Updated

Everything must go at the Watergate Hotel.

The Washington landmark, made famous by the Nixon scandal, is selling beds, sofas, silver teapots and even toilets to prepare for a major renovation.

The sale begins Thursday at the hotel and will last until all items are sold. It is expected to draw thousands of people and yield $700,000, said Don Hayes, president of Ohio-based National Content Liquidators and the sale's manager.

Bargain hunters can choose among items such as an ordinary wooden desk for $85 or frying pans for $6. Others might come "because it's the Watergate," said Hayes, who hopes a $10 admission fee during the first three days will deter people only interested in sightseeing.

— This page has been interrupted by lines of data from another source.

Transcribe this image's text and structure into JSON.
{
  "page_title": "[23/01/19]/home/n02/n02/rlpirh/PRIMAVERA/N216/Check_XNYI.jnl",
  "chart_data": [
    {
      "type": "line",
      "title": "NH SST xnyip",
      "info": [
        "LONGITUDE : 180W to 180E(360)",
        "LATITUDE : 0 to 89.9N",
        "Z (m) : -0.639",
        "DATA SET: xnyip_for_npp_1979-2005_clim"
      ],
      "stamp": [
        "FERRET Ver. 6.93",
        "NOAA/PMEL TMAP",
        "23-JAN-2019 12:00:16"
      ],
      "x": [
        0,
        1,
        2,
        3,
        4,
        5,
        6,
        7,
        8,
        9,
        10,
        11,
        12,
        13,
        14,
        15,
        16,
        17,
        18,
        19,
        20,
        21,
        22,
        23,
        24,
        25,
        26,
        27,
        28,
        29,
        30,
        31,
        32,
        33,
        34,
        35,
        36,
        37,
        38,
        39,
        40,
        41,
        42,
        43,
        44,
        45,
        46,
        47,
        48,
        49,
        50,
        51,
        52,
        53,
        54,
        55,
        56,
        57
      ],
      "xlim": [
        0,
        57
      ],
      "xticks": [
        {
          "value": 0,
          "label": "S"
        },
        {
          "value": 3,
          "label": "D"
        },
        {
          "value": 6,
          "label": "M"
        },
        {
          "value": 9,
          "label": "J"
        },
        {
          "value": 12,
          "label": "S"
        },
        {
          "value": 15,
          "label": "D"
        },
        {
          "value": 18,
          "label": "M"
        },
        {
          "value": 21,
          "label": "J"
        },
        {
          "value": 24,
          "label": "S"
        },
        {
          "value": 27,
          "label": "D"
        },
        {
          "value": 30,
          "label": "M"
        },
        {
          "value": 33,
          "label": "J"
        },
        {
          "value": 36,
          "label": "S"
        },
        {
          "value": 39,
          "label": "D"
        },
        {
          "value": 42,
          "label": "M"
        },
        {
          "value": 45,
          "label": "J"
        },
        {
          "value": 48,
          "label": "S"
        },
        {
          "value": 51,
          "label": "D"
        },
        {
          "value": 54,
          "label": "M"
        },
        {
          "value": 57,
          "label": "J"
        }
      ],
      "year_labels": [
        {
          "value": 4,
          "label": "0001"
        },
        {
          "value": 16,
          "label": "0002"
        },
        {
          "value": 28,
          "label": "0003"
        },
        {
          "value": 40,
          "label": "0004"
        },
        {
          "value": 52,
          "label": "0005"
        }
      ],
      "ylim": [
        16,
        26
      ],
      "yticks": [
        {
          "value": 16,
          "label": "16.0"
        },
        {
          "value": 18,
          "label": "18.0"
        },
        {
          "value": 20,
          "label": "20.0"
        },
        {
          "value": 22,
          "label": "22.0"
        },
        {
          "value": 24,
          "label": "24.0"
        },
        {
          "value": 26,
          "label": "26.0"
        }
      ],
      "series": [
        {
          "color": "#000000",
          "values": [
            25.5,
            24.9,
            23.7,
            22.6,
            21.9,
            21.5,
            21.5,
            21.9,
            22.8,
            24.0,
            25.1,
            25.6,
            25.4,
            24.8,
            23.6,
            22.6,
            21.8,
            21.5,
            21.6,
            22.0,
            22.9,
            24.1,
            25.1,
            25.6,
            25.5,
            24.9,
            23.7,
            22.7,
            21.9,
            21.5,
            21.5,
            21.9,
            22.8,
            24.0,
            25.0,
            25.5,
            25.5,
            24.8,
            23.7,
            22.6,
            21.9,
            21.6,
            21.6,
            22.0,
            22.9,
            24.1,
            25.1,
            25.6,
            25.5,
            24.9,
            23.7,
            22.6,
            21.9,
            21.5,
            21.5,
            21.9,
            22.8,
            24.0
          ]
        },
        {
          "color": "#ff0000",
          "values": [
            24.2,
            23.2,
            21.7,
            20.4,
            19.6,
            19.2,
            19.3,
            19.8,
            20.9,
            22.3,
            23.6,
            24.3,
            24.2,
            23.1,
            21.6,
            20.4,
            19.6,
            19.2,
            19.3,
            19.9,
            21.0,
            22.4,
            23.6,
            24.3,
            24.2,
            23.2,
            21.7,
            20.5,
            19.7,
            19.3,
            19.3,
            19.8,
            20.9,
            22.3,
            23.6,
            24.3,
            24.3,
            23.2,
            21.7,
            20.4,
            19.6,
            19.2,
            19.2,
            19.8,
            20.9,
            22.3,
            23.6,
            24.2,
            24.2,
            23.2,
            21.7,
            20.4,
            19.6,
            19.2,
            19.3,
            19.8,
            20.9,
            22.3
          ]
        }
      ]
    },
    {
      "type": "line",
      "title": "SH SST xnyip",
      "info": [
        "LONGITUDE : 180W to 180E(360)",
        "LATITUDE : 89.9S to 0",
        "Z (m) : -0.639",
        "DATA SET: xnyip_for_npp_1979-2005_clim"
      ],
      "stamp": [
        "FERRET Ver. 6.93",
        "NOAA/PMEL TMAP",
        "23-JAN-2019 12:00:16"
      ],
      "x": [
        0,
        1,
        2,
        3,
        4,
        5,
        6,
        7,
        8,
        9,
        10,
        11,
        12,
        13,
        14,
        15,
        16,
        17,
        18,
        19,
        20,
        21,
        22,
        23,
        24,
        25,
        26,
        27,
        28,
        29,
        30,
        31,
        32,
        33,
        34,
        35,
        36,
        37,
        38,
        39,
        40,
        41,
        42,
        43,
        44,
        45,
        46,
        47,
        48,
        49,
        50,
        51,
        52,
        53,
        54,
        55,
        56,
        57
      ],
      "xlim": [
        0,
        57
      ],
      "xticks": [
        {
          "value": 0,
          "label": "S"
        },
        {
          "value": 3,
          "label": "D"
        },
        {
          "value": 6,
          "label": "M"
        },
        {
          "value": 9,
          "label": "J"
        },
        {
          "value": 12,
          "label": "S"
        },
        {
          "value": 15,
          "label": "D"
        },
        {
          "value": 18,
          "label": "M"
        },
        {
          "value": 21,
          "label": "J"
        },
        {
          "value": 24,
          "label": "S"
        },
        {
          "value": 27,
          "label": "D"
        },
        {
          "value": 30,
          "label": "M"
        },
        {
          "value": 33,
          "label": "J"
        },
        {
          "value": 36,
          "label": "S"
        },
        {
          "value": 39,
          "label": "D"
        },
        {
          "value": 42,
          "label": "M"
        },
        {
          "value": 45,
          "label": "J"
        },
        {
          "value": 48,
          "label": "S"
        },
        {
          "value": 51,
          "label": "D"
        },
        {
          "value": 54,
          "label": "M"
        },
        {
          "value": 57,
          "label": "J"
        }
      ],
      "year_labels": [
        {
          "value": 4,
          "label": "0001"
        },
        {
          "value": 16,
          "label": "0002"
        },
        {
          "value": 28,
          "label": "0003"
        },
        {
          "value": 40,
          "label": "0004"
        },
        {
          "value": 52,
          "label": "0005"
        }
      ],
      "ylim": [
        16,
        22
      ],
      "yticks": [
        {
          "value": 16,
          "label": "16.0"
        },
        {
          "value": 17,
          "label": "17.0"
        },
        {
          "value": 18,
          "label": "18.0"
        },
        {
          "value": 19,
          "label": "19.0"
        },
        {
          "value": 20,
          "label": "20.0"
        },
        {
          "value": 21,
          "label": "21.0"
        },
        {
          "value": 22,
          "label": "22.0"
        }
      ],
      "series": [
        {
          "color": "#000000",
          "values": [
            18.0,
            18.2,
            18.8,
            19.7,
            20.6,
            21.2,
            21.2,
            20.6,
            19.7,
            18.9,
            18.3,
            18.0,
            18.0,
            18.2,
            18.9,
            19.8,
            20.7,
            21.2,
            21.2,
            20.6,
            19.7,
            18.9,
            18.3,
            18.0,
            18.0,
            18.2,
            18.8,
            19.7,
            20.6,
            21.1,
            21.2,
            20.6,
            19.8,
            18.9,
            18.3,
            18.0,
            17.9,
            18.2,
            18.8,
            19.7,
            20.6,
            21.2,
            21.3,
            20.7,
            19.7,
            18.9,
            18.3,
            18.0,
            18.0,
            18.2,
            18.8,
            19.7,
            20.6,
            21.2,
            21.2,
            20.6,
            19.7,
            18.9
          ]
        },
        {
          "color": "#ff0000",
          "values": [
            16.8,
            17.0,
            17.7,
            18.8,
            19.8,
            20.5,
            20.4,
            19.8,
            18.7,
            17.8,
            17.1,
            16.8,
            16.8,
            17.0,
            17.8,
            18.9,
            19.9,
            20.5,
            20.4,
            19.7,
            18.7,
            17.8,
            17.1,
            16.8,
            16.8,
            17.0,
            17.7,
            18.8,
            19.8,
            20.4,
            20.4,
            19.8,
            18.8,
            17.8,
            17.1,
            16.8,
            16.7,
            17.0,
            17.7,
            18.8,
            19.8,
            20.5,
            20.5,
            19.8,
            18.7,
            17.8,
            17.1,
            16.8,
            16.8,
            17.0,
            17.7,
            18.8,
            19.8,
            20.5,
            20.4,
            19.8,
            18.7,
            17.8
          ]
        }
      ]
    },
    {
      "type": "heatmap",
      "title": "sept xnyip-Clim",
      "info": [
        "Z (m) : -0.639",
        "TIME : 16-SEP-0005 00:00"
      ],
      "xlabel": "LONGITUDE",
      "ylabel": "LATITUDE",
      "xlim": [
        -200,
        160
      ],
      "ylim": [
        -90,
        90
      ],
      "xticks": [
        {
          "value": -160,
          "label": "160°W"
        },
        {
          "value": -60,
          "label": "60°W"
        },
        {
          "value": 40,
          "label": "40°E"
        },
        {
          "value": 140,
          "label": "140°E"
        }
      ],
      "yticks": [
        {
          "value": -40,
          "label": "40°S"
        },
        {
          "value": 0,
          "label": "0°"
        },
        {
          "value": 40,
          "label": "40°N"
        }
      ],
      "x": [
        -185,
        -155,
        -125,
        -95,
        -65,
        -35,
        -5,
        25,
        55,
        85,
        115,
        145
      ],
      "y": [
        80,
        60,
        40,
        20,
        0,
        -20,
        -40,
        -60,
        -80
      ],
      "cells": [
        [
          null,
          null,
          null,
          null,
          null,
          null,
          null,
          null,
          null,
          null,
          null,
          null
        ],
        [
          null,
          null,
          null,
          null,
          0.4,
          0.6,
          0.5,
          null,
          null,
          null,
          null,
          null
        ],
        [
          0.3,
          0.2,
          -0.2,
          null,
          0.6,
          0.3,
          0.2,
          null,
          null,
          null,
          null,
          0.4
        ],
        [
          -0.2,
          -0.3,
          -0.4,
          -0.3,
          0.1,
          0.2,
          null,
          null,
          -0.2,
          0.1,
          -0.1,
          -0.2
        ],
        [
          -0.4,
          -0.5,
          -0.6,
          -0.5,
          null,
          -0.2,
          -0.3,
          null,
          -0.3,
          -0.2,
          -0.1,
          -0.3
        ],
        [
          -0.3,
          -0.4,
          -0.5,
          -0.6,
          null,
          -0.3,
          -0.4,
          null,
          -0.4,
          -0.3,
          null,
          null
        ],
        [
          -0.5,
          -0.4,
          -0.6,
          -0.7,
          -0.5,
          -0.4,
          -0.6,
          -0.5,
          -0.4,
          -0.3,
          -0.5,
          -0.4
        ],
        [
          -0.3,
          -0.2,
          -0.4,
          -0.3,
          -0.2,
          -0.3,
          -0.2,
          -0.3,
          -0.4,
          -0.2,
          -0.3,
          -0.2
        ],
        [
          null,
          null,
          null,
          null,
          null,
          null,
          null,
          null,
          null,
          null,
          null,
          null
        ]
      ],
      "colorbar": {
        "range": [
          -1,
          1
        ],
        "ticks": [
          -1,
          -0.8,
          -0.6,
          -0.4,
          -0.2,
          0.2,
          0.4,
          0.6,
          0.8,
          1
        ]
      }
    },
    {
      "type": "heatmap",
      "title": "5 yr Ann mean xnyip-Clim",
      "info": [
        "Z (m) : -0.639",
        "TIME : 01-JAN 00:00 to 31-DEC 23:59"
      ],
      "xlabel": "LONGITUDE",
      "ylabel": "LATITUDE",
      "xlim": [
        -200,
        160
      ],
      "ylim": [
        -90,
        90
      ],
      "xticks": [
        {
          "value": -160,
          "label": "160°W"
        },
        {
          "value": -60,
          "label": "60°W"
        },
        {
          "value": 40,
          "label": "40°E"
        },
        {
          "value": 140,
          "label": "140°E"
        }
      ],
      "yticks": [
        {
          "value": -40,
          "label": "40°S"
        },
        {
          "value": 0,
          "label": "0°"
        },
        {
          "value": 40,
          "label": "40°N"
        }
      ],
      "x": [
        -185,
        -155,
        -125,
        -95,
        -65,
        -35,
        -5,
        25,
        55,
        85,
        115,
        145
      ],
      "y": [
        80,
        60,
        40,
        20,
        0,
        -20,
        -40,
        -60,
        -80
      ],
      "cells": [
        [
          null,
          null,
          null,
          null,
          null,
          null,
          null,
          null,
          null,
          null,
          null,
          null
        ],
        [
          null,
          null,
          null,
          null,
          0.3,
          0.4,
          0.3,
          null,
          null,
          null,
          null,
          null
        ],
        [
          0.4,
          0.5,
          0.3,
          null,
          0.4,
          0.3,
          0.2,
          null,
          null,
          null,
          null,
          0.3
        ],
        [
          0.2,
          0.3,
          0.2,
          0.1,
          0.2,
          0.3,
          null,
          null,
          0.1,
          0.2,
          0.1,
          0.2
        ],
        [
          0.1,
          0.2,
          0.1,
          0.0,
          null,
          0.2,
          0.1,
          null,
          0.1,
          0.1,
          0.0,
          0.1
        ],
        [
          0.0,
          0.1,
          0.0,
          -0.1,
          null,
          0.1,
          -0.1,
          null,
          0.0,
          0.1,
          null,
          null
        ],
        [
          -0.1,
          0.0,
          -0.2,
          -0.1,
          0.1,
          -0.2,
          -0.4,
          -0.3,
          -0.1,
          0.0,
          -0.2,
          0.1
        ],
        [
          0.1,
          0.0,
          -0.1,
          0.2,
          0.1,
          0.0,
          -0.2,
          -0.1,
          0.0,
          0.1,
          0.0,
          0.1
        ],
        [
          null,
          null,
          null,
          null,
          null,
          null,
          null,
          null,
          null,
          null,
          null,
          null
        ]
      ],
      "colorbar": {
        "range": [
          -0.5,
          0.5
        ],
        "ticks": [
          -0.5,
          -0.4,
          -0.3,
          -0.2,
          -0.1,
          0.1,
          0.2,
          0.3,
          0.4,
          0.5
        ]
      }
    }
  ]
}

Altogether, the hotel will offer for sale more than 20,000 items, including books, wineglasses, drapes, Jacuzzis, vanity mirrors, a baby grand piano and 13 Greek-style columns.

The Watergate Hotel, which opened in 1967, is part of a complex of six buildings, including one where the 1972 burglary of the Democratic National Committee headquarters occurred — a crime that led to President Richard Nixon's resignation. Four of the burglars stayed at the hotel.

Over the years, the hotel has drawn a number of famous names, including Liberace, Katharine Hepburn, Andy Warhol and John Wayne.

Michael Darby, a principal of D.C.-based Monument Realty, said the Watergate will be turned into a premier hotel, with rooms and suites "catering to travelers accustomed to luxury." Plans call for the hotel to feature $2,000-a-night suites.

Mary Siegel, business manager for Georgetown Visitation, a Catholic preparatory school, plans to attend the sale. Last year, she and a nun went to two hotel liquidation sales and left with enough tables and chairs to help furnish the monastery, she said.

"We saved thousands of dollars; its wonderful!" she said. Siegel said her son asked whether any items from the Watergate scandal would be for sale, but she waved him off.

"Isn't it awful that we don't care about that?" she laughed. "Its the bargains."